A real mammoth of a case: R (HS) v Secretary of State for the Home Department  EWHC 2070 (Admin). The claimant took what looks like a kitchen sink approach to his unlawful detention claim, succeeding on the fourth ground: that he wasn’t given the “true reason” for his arrest and detention.
Most of the 300+ paragraphs of the judgment cover familiar territory, in legal terms, and probably aren’t worth wading through. The most interesting bit relates to the Evans principles and whether the Home Office can overrule an First-tier Tribunal grant of bail. HS was released on tribunal bail in February 2017 and re-detained by the Home Office a month later. But, as with the case highlighted by Alex last week, the High Court didn’t see a problem with the Home Office brushing aside the judge’s decision.

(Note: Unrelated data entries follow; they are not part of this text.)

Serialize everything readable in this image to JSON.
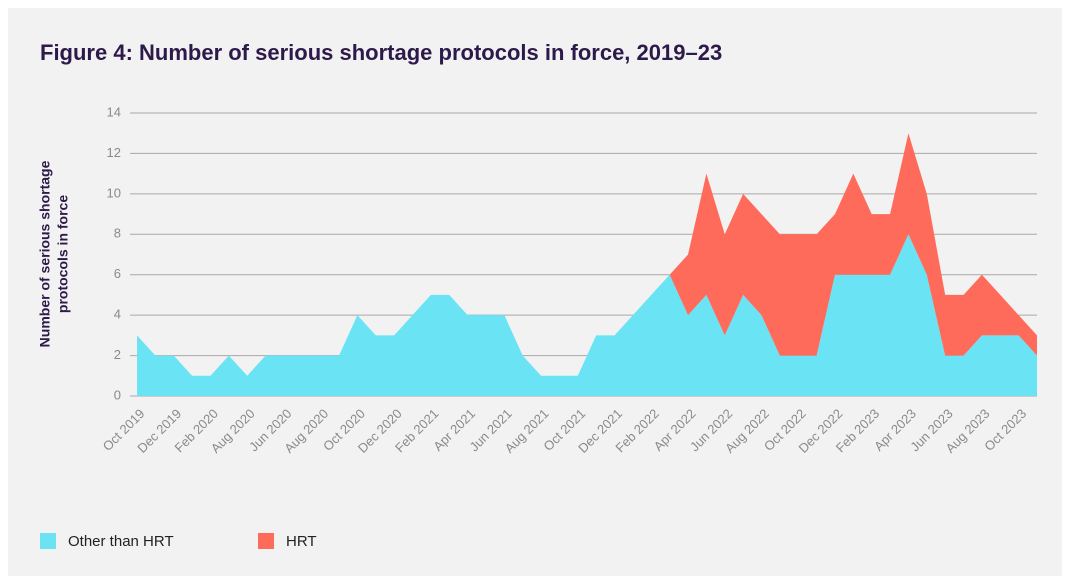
{
  "chart_data": {
    "type": "stacked-area",
    "title": "Figure 4: Number of serious shortage protocols in force, 2019–23",
    "ylabel": [
      "Number of serious shortage",
      "protocols in force"
    ],
    "categories": [
      "Oct 2019",
      null,
      "Dec 2019",
      null,
      "Feb 2020",
      null,
      "Aug 2020",
      null,
      "Jun 2020",
      null,
      "Aug 2020",
      null,
      "Oct 2020",
      null,
      "Dec 2020",
      null,
      "Feb 2021",
      null,
      "Apr 2021",
      null,
      "Jun 2021",
      null,
      "Aug 2021",
      null,
      "Oct 2021",
      null,
      "Dec 2021",
      null,
      "Feb 2022",
      null,
      "Apr 2022",
      null,
      "Jun 2022",
      null,
      "Aug 2022",
      null,
      "Oct 2022",
      null,
      "Dec 2022",
      null,
      "Feb 2023",
      null,
      "Apr 2023",
      null,
      "Jun 2023",
      null,
      "Aug 2023",
      null,
      "Oct 2023",
      null
    ],
    "series": [
      {
        "name": "Other than HRT",
        "color": "#6ae3f5",
        "values": [
          3,
          2,
          2,
          1,
          1,
          2,
          1,
          2,
          2,
          2,
          2,
          2,
          4,
          3,
          3,
          4,
          5,
          5,
          4,
          4,
          4,
          2,
          1,
          1,
          1,
          3,
          3,
          4,
          5,
          6,
          4,
          5,
          3,
          5,
          4,
          2,
          2,
          2,
          6,
          6,
          6,
          6,
          8,
          6,
          2,
          2,
          3,
          3,
          3,
          2
        ]
      },
      {
        "name": "HRT",
        "color": "#ff6b5a",
        "values": [
          0,
          0,
          0,
          0,
          0,
          0,
          0,
          0,
          0,
          0,
          0,
          0,
          0,
          0,
          0,
          0,
          0,
          0,
          0,
          0,
          0,
          0,
          0,
          0,
          0,
          0,
          0,
          0,
          0,
          0,
          3,
          6,
          5,
          5,
          5,
          6,
          6,
          6,
          3,
          5,
          3,
          3,
          5,
          4,
          3,
          3,
          3,
          2,
          1,
          1
        ]
      }
    ],
    "ylim": [
      0,
      14
    ],
    "yticks": [
      0,
      2,
      4,
      6,
      8,
      10,
      12,
      14
    ],
    "grid": true
  }
}
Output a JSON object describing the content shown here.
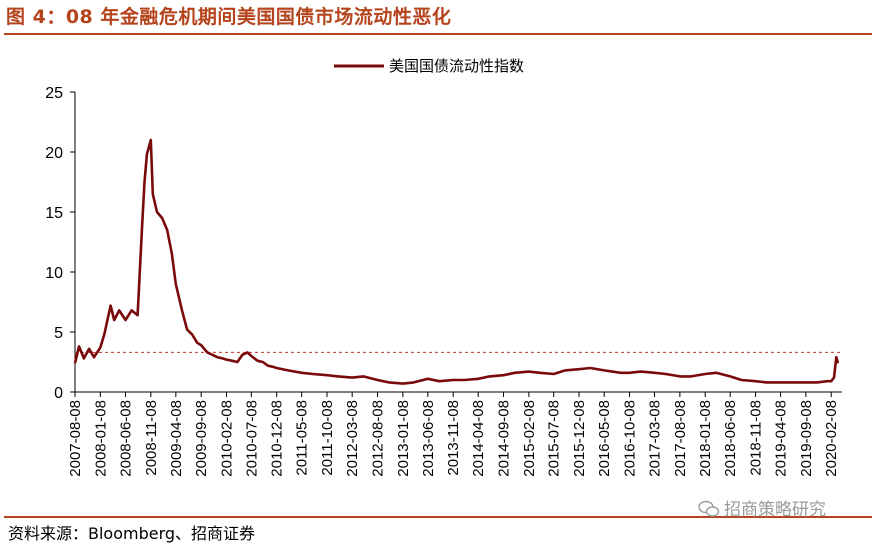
{
  "header": {
    "title": "图 4：08 年金融危机期间美国国债市场流动性恶化"
  },
  "footer": {
    "source": "资料来源：Bloomberg、招商证券",
    "watermark": "招商策略研究"
  },
  "colors": {
    "accent": "#b5441c",
    "series": "#7a0a0a",
    "reference_line": "#c0392b"
  },
  "chart_data": {
    "type": "line",
    "title": "",
    "xlabel": "",
    "ylabel": "",
    "ylim": [
      0,
      25
    ],
    "yticks": [
      0,
      5,
      10,
      15,
      20,
      25
    ],
    "grid": false,
    "legend_position": "top-center",
    "x_tick_labels": [
      "2007-08-08",
      "2008-01-08",
      "2008-06-08",
      "2008-11-08",
      "2009-04-08",
      "2009-09-08",
      "2010-02-08",
      "2010-07-08",
      "2010-12-08",
      "2011-05-08",
      "2011-10-08",
      "2012-03-08",
      "2012-08-08",
      "2013-01-08",
      "2013-06-08",
      "2013-11-08",
      "2014-04-08",
      "2014-09-08",
      "2015-02-08",
      "2015-07-08",
      "2015-12-08",
      "2016-05-08",
      "2016-10-08",
      "2017-03-08",
      "2017-08-08",
      "2018-01-08",
      "2018-06-08",
      "2018-11-08",
      "2019-04-08",
      "2019-09-08",
      "2020-02-08"
    ],
    "reference_line": {
      "y": 3.3,
      "style": "dashed"
    },
    "series": [
      {
        "name": "美国国债流动性指数",
        "points": [
          [
            "2007-08-08",
            2.4
          ],
          [
            "2007-09-01",
            3.8
          ],
          [
            "2007-10-01",
            2.8
          ],
          [
            "2007-11-01",
            3.6
          ],
          [
            "2007-12-01",
            2.9
          ],
          [
            "2008-01-08",
            3.7
          ],
          [
            "2008-02-01",
            4.8
          ],
          [
            "2008-03-10",
            7.2
          ],
          [
            "2008-04-01",
            6.0
          ],
          [
            "2008-05-01",
            6.8
          ],
          [
            "2008-06-08",
            6.0
          ],
          [
            "2008-07-15",
            6.8
          ],
          [
            "2008-08-20",
            6.4
          ],
          [
            "2008-09-15",
            13.5
          ],
          [
            "2008-10-01",
            17.5
          ],
          [
            "2008-10-15",
            19.8
          ],
          [
            "2008-11-08",
            21.0
          ],
          [
            "2008-11-20",
            16.5
          ],
          [
            "2008-12-15",
            15.0
          ],
          [
            "2009-01-15",
            14.5
          ],
          [
            "2009-02-15",
            13.5
          ],
          [
            "2009-03-15",
            11.5
          ],
          [
            "2009-04-08",
            9.0
          ],
          [
            "2009-05-15",
            6.8
          ],
          [
            "2009-06-15",
            5.2
          ],
          [
            "2009-07-15",
            4.8
          ],
          [
            "2009-08-15",
            4.1
          ],
          [
            "2009-09-08",
            3.9
          ],
          [
            "2009-10-15",
            3.3
          ],
          [
            "2009-11-15",
            3.1
          ],
          [
            "2009-12-15",
            2.9
          ],
          [
            "2010-01-15",
            2.8
          ],
          [
            "2010-02-08",
            2.7
          ],
          [
            "2010-03-15",
            2.6
          ],
          [
            "2010-04-15",
            2.5
          ],
          [
            "2010-05-15",
            3.1
          ],
          [
            "2010-06-15",
            3.3
          ],
          [
            "2010-07-08",
            3.0
          ],
          [
            "2010-08-15",
            2.6
          ],
          [
            "2010-09-15",
            2.5
          ],
          [
            "2010-10-15",
            2.2
          ],
          [
            "2010-11-15",
            2.1
          ],
          [
            "2010-12-08",
            2.0
          ],
          [
            "2011-02-15",
            1.8
          ],
          [
            "2011-05-08",
            1.6
          ],
          [
            "2011-07-15",
            1.5
          ],
          [
            "2011-10-08",
            1.4
          ],
          [
            "2011-12-15",
            1.3
          ],
          [
            "2012-03-08",
            1.2
          ],
          [
            "2012-05-15",
            1.3
          ],
          [
            "2012-08-08",
            1.0
          ],
          [
            "2012-10-15",
            0.8
          ],
          [
            "2013-01-08",
            0.7
          ],
          [
            "2013-03-15",
            0.8
          ],
          [
            "2013-06-08",
            1.1
          ],
          [
            "2013-08-15",
            0.9
          ],
          [
            "2013-11-08",
            1.0
          ],
          [
            "2014-01-15",
            1.0
          ],
          [
            "2014-04-08",
            1.1
          ],
          [
            "2014-06-15",
            1.3
          ],
          [
            "2014-09-08",
            1.4
          ],
          [
            "2014-11-15",
            1.6
          ],
          [
            "2015-02-08",
            1.7
          ],
          [
            "2015-04-15",
            1.6
          ],
          [
            "2015-07-08",
            1.5
          ],
          [
            "2015-09-15",
            1.8
          ],
          [
            "2015-12-08",
            1.9
          ],
          [
            "2016-02-15",
            2.0
          ],
          [
            "2016-05-08",
            1.8
          ],
          [
            "2016-08-15",
            1.6
          ],
          [
            "2016-10-08",
            1.6
          ],
          [
            "2016-12-15",
            1.7
          ],
          [
            "2017-03-08",
            1.6
          ],
          [
            "2017-05-15",
            1.5
          ],
          [
            "2017-08-08",
            1.3
          ],
          [
            "2017-10-15",
            1.3
          ],
          [
            "2018-01-08",
            1.5
          ],
          [
            "2018-03-15",
            1.6
          ],
          [
            "2018-06-08",
            1.3
          ],
          [
            "2018-08-15",
            1.0
          ],
          [
            "2018-11-08",
            0.9
          ],
          [
            "2019-01-15",
            0.8
          ],
          [
            "2019-04-08",
            0.8
          ],
          [
            "2019-06-15",
            0.8
          ],
          [
            "2019-09-08",
            0.8
          ],
          [
            "2019-11-15",
            0.8
          ],
          [
            "2020-01-15",
            0.9
          ],
          [
            "2020-02-08",
            0.9
          ],
          [
            "2020-02-25",
            1.2
          ],
          [
            "2020-03-10",
            2.9
          ],
          [
            "2020-03-20",
            2.4
          ]
        ]
      }
    ]
  }
}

In fairness to the Home Office, Mr Justice Walker found that it was “as plain as a pikestaff that the true reason for re-detention was new information that persons linked to [HS’s bail address] had convictions for sexual offences and that other criminal behaviour was perpetrated by HS’s associates in the area”.
The problem was that officials did not inform him that this was the reason behind his re-detention, instead merely ticking several boxes on the IS.91R form to indicate generic reasons such as “character, conduct or associations”. Walker J said that
In my view Form IS.91R, if it is still in the format used in March 2017, needs to be reconsidered: in order to comply with the true reason principle it may be necessary to do more than check boxes. At the very least in the present case what was needed was to add something along the lines of “Your current bail address is at a location where you are associating with sexual and other criminal offenders”.
According to Home Office detention guidance, officials must prepare a “properly evidenced and fully justified explanation” of the reasons to detain, for internal use. It seems a little unfair to give detainees only the barest of facts when a proper explanation is on file anyway.